After spending every single working hour with each other in the first five weeks (I’m not complaining; after all, we managed to create a “pictionary” session out of publication titles- that’s the epitome of team bonding and productivity), the self-imposed isolation of the recent two weeks meant only catching a glimpse of each other’s dazed faces at team meetings, or during the sporadic half-hour of project planning. Otherwise, with the range of our project topics and reliance on different tools, it is a fairly solitary undertaking. Also, the materials that we are working with demand that we physically be in certain places, whether that be in the Archives Reading Room or the Higgins Room.
Despite this physical constraint, we keep morale up by sharing the occasional high-fives and smiles when we see each other in passing. On days when we happen to do research together in one room, the quiet is often punctuated by excited bursts of commentary on all sorts of interesting finds, even if not necessarily relevant to the project at hand.
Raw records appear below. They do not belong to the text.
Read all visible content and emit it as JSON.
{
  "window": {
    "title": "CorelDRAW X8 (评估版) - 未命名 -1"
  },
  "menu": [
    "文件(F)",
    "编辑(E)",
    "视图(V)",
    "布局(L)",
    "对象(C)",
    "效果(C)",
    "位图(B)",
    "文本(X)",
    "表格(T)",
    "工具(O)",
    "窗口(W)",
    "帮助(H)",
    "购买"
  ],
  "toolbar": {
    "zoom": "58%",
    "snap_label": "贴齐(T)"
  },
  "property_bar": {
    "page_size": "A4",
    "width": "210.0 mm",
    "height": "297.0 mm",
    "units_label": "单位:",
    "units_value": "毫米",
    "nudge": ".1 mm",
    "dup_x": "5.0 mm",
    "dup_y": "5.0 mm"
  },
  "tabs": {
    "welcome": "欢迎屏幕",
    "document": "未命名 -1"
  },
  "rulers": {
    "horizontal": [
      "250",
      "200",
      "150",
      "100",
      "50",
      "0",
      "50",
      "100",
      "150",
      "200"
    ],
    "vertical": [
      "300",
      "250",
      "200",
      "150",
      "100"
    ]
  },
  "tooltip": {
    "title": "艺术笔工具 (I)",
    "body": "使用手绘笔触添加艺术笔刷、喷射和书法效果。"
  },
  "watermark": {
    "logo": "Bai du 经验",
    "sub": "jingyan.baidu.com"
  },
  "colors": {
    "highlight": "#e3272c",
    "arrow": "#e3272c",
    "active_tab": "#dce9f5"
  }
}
I find that this adventurous spirit – refusing for our topics to become blinders, even at this stage where the days until the final presentation are indifferently ticking away – stimulating and encouraging. For me, it is comforting to hear how others’ projects are going, the headway they made, the unexpected obstacles and the lingering confusion. Although I cannot contribute in terms of resolving their problems, it is a vicarious and almost cathartic.
It will be a relief to reconvene later in the week in order to figure out the information architecture for our website and put together the final product. The hair-wringing process of research would transform from abstract to concrete, ready for presentation (or so we hope).
As for my own project, it’s been dizzying. But at least there’s movement, right? If this intrigues, check back in a week and see what kind of creature hatches.